Thomas F. Northrup, PhD (University of Texas, TX Node), Angela L. Stotts, PhD (University of Texas, TX Node), Charles Green, PhD (University of Texas, TX Node), Jennifer Sharpe Potter, PhD, MPH (University of Texas, TX Node), Elise N. Marino (McLean Hospital, NEC Node), Roger D. Weiss, MD (McLean Hospital, NEC Node), Swetha Mulpur (University of Texas, TX Node), N. Robrina Walker, PhD (University of Texas, TX Node), Madhukar H. Trivedi, MD (University of Texas, TX Node).
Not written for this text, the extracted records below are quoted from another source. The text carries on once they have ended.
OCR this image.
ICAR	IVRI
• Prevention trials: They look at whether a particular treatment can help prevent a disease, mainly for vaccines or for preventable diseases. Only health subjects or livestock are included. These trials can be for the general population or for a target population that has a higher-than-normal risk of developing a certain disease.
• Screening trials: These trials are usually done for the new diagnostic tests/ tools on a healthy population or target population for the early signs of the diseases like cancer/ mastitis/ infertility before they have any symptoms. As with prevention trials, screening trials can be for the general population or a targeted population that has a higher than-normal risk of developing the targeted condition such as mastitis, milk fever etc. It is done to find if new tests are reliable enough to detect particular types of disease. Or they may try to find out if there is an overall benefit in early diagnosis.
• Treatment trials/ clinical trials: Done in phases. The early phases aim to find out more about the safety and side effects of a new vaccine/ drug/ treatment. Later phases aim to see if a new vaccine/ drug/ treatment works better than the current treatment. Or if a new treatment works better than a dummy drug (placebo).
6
This study aimed to quantify the relations between craving and withdrawal symptoms and time to first opioid use among prescription opioid (PO) abusers undergoing buprenorphine detoxification. Higher indicators of craving and withdrawal at the outset of the taper were hypothesized to predict earlier user. Data from 653 PO-dependent individuals initiating a 14-day taper from buprenorphine/naloxone, recruited for the National Drug Abuse Treatment Clinical Trials Network protocol CTN-0030, were analyzed using survival analysis to explore time to first use as a function of opioid craving and withdrawal. Participants were collapsed across condition and measurements taken at the start of the taper were used. Participants were followed for 10 weeks after the taper began. PO craving was measured by 3 items on the Visual Analog Scale (VAS; e.g. "How much do you currently crave opiates?") and opioid withdrawal was measured by the Clinical Opiate Withdrawal Scale and 1 item on the VAS. Withdrawal significantly predicted time to first use, such that each withdrawal unit increase led to a 1.0% decrease in time to first use. Craving items significantly predicted time to first use. Each unit increase on the craving item response scales was associated with a 1.7% to 1.9% decrease in time to first use, depending on the item. Further analyses revealed differences among individuals who terminated study involvement after the first taper and those willing to take part in a second taper.
Conclusions: Higher reports of withdrawal and craving at the outset of a buprenorphine taper are important clinical indicators of earlier lapse to opioids. Novel therapies to attenuate these effects are needed. (Poster, PDF, English, 2013)
Keywords: Buprenorphine/Naloxone | Clinical Opiate Withdrawal Scale (COWS) | Craving | CTN platform/ancillary study | Opioid dependence | Opioid detoxification | Prescription-type opiates | Relapse | Visual Analog Scale (VAS) | College on Problems of Drug Dependence (CPDD) annual meeting, 2013
Document No: 1000
Submitted by Thomas Northrup, PhD, TX Node, 6/22/2013.